Firstly, he argued that the Board simply doesn’t fulfil the necessary criteria to be recognised as a “court or tribunal”. To justify his point he referred to August 2014, when the Secretary of State, utilizing his power section 239(6), gave directions to the Parole Board on how it should consider its decision-making in relation to the transfer of prisoners into open conditions. This “direction” given by the Secretary of State implied the close relationship between the Parole Board and its executive, and Mr Southey argued this interference from external sources in the Parole Board was evidence it didn’t have the independence and singularity of a court.
Mr Southey also argued that the Board does not meticulously maintain a “neutral stance”, as it was purported to do in this case. Rather it challenged the case, as Mr Southey argued, “The board has the power to review its own decisions and a policy that it will at an early stage consider conceding any judicial review claim brought, when it chooses not formally to concede the claim, that is tantamount to contesting the claim; or, at least, the Board should be treated as if it had actively contested the claim, because its conduct will have resulted in the prisoner having to expend time and effort in proving his case”. So it must be considered as an opposing party, liable for an order of costs.
Furthermore, Mr Southey cited that the rules in the case of courts and tribunals do not apply to the Board. This was outlined by the historic Criminal Justice and Public Order Act 1994 which dismissed the possibility of the decision-maker in a court having to pay costs out of his or her own pocket has been alleviated, but constituted the Board as a body corporate-thus liable to an order of costs.
However, despites the best efforts of Mr Southey, the Judges remained unimpressed.
Mr Southey’s first submission regarding the close relationship between the Parole Board and the Secretary of State was overruled as the Judges present had no issue as to the independence of the Board. The court accepted the Board as being sufficiently independent, from the executive, and impartial such that it had the characteristics of a court.
The second point of Mr Southey I explained, was also found to be irrelevant by the judges of the Supreme Court. The Supreme rejected his argument on the grounds that a party cannot be said to actively contest a claim simply because he does not concede it. As a result this argument presented no real proof that the Parole Board was an opposing party and not a court.

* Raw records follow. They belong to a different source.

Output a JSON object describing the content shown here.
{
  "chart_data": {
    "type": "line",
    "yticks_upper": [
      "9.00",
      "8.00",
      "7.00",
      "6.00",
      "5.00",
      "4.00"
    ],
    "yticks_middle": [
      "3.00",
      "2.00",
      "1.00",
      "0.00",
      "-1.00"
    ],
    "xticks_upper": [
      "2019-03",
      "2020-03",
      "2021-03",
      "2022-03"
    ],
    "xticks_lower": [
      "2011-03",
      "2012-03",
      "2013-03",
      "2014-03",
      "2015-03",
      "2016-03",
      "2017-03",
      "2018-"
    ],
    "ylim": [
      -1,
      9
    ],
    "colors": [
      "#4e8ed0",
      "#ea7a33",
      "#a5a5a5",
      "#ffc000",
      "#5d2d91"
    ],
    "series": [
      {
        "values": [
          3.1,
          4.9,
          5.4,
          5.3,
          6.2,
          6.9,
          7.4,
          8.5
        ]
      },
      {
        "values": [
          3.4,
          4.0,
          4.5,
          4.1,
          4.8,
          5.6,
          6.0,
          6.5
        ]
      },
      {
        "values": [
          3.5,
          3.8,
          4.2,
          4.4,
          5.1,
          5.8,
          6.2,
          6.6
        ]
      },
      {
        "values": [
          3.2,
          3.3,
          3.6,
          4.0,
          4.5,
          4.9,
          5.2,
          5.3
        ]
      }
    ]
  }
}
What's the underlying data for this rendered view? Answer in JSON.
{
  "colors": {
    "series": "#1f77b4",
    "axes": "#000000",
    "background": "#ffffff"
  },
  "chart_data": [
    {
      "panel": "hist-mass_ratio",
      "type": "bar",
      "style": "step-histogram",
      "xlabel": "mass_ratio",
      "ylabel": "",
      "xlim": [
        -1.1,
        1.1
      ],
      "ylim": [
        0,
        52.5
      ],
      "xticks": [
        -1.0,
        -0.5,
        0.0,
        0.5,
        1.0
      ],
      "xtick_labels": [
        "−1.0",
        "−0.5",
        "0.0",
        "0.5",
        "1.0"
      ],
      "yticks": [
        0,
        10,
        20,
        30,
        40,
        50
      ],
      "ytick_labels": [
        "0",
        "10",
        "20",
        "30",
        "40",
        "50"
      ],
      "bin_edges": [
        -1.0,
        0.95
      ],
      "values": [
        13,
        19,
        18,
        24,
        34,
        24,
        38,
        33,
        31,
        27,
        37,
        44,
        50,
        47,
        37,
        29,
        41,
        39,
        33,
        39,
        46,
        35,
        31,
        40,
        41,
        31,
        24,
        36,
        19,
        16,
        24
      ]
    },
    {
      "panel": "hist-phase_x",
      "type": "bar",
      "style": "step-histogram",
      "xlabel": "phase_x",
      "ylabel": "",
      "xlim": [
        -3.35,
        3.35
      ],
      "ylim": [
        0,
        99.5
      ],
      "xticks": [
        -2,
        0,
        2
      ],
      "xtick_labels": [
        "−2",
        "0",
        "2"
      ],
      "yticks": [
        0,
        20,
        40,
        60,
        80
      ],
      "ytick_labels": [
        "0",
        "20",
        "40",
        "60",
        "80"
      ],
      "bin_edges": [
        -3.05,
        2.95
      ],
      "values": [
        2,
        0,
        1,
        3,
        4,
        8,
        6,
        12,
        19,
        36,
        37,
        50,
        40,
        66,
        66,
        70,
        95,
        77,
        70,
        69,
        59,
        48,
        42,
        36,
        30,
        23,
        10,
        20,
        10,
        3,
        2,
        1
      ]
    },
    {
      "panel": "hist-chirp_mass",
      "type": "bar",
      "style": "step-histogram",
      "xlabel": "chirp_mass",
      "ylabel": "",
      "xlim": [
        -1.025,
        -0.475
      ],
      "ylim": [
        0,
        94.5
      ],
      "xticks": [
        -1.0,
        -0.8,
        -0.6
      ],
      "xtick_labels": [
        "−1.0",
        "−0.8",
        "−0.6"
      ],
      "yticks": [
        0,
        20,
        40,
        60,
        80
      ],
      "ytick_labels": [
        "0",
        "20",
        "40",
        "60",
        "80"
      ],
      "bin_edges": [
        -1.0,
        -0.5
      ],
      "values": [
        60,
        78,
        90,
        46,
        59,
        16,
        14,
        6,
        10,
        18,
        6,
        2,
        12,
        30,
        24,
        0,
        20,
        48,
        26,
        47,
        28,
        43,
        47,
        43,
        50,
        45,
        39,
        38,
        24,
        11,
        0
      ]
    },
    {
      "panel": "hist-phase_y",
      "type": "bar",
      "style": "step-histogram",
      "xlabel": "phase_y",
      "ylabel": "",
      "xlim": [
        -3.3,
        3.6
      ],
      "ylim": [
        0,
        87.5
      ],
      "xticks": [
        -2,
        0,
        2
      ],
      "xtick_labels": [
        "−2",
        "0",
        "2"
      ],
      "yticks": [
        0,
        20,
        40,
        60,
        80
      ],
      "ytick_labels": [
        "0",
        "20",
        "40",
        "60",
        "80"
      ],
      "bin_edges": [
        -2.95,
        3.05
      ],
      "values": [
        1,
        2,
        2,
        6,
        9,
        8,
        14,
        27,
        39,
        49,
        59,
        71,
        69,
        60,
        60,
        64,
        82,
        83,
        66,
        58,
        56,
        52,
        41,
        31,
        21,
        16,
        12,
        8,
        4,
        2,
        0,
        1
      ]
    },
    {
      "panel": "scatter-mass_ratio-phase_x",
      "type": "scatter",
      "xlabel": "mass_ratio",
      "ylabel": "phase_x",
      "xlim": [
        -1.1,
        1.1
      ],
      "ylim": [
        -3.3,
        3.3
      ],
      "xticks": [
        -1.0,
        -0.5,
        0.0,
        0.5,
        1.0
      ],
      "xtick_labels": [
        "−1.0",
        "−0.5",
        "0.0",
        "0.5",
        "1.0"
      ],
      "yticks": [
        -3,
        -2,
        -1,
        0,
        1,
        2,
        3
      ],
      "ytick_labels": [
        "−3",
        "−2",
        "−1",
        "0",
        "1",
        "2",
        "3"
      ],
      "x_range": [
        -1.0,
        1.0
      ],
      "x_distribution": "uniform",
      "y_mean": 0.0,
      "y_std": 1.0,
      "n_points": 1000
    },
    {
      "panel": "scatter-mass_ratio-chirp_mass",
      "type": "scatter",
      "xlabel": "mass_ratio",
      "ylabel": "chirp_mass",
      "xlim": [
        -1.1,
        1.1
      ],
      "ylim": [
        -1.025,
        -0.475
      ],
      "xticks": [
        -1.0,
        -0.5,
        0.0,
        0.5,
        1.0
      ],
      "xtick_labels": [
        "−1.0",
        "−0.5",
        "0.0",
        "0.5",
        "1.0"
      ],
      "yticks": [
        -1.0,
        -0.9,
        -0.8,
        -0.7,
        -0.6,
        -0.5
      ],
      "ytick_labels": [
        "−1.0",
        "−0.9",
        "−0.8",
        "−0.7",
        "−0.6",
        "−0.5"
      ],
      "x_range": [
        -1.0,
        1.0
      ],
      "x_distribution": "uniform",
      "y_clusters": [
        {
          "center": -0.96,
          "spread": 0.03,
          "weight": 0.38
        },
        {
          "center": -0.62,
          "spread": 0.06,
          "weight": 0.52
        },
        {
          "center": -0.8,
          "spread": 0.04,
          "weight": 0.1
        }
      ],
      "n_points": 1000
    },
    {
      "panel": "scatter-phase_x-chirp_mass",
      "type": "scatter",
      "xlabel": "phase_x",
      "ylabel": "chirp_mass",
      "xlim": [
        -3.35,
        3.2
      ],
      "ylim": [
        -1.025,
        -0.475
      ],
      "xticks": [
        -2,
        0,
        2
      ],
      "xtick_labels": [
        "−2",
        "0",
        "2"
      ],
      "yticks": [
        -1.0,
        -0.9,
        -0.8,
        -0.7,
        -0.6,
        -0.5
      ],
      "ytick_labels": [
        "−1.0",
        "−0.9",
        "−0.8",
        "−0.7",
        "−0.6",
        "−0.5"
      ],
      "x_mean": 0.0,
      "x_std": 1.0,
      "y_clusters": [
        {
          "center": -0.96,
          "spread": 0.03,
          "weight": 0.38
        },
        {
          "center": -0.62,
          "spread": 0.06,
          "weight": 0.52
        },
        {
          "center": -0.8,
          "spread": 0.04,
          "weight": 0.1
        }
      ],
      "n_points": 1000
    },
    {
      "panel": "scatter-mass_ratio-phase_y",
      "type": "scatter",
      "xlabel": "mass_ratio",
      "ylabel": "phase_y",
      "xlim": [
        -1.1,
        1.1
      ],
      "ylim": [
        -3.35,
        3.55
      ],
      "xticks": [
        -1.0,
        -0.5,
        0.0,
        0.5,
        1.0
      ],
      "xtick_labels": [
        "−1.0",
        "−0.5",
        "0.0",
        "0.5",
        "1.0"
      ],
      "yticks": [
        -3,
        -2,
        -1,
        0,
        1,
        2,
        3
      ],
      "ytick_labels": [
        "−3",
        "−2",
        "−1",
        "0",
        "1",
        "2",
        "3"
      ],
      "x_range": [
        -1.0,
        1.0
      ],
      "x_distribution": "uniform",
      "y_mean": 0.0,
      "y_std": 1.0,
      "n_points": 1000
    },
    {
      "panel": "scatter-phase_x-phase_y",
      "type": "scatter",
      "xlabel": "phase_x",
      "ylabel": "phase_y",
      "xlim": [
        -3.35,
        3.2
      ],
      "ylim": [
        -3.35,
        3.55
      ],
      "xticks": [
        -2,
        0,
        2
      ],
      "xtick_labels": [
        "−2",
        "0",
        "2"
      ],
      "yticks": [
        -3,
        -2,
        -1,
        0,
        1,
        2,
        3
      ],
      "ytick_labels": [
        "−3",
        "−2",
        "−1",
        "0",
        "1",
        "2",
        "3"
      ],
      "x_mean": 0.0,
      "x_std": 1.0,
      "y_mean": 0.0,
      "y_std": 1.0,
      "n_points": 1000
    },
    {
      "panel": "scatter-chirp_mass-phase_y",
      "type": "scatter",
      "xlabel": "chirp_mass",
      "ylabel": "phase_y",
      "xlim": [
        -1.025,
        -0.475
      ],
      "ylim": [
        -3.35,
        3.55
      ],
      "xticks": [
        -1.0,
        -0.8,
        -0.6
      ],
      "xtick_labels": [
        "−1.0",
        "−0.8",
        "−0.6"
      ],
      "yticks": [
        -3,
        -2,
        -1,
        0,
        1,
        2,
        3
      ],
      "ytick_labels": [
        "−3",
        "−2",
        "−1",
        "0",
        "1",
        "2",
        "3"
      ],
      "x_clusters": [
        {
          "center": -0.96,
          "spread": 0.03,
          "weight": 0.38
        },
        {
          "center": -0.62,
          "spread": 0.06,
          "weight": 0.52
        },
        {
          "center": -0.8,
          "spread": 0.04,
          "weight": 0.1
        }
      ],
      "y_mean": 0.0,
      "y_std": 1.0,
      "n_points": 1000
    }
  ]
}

The final argument of Mr Southey which I cited, in which he used the historic Public Order Act, to justify the identification of the Parole Board as a “body corporate”, was overturned by the Judges of the Supreme Court. The court referenced the case of Davies, which concerned identifying modern governing principles. According to the Supreme Court, in the case of Davies (No 2), R (on the application of) v HM Deputy Coroner for Birmingham  “the central issue was thus as to the nature of the established practice of the High Court – and whether that practice required reconsideration”, and this previous case provided support that the consideration of the Parole Board as a “body corporate” in the Criminal Justice and Public Order Act, could be reconsidered, as a court.
Final Judgement given by Supreme Court
Lord Justice Hickinbottom along with Lord Justice David Richards and Lady Justice Gloster all agreed on one conclusion, that being that the Parole Board should be considered as a court or tribunal, and is thus immune to an order of costs. Judge Hickinbottom justified this by stating that, “when considering a transfer issue, the Board is independent of the executive and impartial; and adopts appropriate guaranteed judicial procedures”, and so the Parole Board fulfils all the criteria of a court/tribunal. However, the three Justices presiding did give an alternate body that could have an order of costs against it instead of the Parole Board: The Secretary of State. This is owing to the fact that the Secretary of State makes the ultimate decision as to whether or not to directly transfer the prisoner in question. And that very decision will be amenable to judicial review, so should the decision be successfully challenged, the Secretary of State is the one vulnerable to an order of cost.